Numerical Analysis of Temperature Separation and Exergy Analysis of a Dual-Inlet Section Convergent Vortex Tube

Abstract

Abstract The present study deals with the optimization of a counter flow vortex tube with a straight single intake section, straight dual intake section, and convergent dual intake section vortex tube model for different physical and flow parameters. The effect of variation of convergent angles (θ), intake pressures, and a number of inlet sections on the flow separation has been analyzed in the present study. ANSYS FLUENT software has been used to simulate flow considering air as a working fluid. Moreover, some physical and flow parameters such as intake pressure, cold temperature gradient (ΔTc), pressure loss ratio, cold mass fraction, and hot temperature gradient (ΔTh) have been studied to optimize the vortex tube. The coefficient of performance has been compared for various convergent angles from 1 deg to 5 deg. The result has been validated by the experimental and numerical studies performed previously.
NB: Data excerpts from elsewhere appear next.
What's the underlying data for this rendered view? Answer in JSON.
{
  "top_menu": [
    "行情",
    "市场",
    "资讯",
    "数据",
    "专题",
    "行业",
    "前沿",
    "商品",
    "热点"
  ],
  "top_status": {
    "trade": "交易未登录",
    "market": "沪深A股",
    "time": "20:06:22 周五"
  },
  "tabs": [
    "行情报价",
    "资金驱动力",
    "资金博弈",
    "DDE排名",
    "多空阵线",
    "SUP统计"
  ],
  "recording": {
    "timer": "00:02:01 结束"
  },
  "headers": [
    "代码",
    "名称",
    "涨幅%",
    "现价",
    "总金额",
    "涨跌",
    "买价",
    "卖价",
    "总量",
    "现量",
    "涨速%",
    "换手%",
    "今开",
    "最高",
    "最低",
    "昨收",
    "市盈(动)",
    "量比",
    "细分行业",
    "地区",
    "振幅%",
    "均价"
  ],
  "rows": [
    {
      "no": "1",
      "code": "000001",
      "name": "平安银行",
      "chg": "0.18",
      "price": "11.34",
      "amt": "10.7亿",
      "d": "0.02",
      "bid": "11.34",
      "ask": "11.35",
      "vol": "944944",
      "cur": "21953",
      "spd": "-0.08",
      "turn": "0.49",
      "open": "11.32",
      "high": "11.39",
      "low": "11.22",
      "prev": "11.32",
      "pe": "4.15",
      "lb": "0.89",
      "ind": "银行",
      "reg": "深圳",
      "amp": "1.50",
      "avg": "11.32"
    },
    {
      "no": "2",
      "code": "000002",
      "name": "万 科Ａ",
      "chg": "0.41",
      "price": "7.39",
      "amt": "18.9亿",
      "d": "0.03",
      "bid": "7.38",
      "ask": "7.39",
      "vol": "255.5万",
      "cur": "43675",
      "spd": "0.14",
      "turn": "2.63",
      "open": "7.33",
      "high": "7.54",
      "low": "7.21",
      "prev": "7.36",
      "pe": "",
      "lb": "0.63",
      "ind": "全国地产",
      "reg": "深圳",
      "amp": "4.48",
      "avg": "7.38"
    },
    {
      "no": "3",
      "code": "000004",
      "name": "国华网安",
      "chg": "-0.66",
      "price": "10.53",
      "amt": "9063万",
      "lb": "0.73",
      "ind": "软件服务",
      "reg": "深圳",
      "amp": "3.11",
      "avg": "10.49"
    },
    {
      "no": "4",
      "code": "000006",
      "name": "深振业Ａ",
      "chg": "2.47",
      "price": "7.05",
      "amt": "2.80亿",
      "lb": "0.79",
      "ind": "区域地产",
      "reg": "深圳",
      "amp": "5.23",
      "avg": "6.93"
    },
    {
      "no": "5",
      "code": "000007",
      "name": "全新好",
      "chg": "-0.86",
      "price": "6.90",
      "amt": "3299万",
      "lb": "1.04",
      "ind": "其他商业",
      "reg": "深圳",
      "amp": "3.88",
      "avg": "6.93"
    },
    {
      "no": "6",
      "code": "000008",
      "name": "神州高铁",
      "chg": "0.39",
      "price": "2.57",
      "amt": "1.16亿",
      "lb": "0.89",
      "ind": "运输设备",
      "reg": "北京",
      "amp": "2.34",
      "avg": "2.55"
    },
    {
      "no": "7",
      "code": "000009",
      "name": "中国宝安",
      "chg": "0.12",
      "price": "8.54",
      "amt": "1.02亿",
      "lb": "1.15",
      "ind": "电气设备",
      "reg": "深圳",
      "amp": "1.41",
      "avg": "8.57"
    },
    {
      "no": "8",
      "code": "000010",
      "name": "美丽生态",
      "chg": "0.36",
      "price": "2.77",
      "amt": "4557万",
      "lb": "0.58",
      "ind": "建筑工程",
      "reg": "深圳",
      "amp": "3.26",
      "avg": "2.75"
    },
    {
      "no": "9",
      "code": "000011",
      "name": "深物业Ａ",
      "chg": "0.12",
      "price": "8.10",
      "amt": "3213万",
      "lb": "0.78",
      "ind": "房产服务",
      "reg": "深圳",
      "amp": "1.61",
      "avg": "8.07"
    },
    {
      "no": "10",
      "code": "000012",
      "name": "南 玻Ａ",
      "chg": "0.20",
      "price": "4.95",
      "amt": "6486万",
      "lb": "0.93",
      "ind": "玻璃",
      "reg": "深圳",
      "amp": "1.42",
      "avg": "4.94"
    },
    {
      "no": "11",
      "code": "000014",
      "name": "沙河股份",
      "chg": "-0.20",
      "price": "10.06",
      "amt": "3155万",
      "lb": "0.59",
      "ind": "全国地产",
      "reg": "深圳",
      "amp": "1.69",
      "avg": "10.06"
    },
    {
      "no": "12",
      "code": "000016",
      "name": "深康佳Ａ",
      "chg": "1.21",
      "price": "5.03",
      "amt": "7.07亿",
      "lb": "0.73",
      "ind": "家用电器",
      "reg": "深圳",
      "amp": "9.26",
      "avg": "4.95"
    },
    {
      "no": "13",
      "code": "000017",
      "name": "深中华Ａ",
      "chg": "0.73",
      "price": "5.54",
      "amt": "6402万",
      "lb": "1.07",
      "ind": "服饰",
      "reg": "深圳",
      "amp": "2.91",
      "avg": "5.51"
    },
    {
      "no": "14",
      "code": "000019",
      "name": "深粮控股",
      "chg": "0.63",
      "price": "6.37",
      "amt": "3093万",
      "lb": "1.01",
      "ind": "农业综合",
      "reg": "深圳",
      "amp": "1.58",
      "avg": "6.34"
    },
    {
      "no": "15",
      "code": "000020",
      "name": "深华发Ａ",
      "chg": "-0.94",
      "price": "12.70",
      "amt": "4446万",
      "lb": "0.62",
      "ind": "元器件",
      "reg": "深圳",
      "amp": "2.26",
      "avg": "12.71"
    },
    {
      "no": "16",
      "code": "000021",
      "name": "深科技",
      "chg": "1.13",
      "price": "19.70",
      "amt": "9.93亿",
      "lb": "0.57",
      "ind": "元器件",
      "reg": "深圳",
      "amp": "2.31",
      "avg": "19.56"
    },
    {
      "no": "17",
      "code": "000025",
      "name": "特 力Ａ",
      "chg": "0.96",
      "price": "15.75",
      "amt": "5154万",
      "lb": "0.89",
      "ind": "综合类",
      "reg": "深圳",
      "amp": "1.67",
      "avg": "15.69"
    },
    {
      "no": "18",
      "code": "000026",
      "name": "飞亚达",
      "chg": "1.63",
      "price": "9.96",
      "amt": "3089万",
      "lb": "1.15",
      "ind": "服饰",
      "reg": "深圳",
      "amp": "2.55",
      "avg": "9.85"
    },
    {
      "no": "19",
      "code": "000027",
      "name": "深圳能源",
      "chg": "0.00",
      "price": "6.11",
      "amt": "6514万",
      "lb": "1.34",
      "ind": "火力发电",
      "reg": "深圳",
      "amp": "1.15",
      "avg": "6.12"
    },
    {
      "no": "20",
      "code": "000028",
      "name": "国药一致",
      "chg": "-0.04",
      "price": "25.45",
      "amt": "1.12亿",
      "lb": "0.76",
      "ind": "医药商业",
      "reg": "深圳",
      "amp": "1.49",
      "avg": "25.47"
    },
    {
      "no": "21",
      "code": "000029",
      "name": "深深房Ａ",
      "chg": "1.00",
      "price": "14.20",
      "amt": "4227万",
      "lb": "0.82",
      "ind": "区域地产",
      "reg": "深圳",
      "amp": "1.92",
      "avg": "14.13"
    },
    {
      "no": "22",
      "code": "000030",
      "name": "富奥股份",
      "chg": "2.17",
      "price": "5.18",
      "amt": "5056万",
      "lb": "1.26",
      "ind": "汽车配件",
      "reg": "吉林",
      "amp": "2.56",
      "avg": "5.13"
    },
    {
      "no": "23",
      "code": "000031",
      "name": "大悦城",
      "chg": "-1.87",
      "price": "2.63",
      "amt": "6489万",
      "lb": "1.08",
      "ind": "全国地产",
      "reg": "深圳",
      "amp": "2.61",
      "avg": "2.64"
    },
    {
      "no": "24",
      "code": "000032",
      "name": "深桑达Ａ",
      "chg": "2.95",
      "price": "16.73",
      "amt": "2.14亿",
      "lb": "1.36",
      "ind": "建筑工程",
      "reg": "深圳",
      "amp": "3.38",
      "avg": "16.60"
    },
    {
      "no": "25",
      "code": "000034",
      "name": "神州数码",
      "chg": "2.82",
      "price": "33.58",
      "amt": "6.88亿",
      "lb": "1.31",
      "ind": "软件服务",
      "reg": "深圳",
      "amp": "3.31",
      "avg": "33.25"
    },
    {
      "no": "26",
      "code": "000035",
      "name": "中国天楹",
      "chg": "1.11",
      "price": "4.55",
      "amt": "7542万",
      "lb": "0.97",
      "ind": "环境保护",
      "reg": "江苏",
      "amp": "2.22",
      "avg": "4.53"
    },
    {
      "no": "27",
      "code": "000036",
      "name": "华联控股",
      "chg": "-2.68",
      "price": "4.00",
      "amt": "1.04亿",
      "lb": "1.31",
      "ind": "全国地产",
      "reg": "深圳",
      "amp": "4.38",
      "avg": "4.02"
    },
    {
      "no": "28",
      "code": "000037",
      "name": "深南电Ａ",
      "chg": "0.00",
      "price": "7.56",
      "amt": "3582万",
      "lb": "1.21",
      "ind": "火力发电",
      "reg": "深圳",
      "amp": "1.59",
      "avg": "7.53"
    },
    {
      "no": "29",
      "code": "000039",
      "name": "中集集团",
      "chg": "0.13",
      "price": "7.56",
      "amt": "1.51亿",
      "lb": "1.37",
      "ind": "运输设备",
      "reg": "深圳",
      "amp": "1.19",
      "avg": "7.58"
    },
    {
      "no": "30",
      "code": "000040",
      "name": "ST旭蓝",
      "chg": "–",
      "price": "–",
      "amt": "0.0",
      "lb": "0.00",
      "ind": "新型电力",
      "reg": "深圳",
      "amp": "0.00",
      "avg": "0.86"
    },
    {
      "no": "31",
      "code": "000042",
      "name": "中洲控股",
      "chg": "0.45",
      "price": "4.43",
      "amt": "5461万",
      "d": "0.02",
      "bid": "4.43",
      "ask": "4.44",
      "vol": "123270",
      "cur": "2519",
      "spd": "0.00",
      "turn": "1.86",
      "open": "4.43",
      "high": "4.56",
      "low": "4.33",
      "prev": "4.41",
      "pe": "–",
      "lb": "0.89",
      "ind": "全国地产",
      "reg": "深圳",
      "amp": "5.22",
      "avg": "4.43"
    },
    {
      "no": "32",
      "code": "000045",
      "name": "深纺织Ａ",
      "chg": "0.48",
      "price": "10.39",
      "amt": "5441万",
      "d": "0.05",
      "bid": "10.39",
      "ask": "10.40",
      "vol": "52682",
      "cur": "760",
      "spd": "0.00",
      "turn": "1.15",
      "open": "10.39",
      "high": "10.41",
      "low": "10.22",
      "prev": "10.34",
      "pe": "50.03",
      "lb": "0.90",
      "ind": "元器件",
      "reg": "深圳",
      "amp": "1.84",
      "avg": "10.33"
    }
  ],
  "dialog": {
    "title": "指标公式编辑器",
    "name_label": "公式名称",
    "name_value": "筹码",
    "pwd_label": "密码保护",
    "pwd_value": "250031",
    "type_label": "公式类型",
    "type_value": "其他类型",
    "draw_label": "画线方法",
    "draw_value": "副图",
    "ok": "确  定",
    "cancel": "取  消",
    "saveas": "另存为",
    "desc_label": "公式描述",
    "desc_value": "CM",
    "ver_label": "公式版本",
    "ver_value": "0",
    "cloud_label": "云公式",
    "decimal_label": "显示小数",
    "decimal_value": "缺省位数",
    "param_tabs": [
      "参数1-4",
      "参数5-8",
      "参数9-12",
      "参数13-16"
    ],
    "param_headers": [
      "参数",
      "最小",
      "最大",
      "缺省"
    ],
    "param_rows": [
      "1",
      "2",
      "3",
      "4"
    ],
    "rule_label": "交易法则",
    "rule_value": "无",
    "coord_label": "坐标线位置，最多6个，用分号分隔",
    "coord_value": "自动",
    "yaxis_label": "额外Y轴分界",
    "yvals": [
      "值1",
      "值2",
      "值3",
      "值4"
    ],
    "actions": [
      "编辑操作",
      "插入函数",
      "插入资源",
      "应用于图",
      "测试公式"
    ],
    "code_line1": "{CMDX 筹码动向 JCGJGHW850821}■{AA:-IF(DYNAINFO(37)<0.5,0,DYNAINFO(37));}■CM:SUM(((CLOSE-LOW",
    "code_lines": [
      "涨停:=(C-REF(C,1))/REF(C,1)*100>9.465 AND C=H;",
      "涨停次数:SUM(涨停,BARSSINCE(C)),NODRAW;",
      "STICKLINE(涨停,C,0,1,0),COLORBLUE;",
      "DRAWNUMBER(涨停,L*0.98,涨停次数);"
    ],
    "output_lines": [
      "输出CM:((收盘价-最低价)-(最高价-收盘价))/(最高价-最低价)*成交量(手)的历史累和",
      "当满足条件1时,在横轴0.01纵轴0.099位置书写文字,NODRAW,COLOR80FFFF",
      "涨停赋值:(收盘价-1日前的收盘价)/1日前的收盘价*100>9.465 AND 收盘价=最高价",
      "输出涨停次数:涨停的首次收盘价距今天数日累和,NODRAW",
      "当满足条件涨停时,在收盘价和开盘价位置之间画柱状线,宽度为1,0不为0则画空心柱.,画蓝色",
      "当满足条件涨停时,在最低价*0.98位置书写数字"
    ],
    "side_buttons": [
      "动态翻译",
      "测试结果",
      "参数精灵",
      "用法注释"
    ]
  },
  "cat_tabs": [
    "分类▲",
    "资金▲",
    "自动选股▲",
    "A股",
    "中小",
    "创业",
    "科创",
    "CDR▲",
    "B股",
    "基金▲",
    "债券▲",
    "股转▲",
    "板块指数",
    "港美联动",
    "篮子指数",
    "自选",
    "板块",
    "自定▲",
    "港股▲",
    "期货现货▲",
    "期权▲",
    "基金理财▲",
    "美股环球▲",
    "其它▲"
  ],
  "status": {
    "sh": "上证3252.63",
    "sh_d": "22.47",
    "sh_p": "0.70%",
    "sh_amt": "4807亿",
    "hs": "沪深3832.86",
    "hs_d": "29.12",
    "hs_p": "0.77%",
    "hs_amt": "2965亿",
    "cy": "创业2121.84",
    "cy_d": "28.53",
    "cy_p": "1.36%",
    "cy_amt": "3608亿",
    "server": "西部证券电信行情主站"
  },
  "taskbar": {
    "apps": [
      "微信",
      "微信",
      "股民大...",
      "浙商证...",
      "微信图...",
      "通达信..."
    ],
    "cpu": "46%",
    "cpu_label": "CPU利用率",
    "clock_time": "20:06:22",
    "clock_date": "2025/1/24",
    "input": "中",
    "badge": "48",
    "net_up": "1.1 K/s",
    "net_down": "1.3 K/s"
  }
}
Moreover, the exergy analysis has also been conducted for the convergent dual intake vortex tube for various convergent angles, cold mass fraction, and intake pressure. The study concludes that the convergent vortex tube having a dual inlet section, 5-deg angle shows the optimized result for all the mass fraction and intake pressure, compared to a straight single intake section and straight dual intake vortex tube.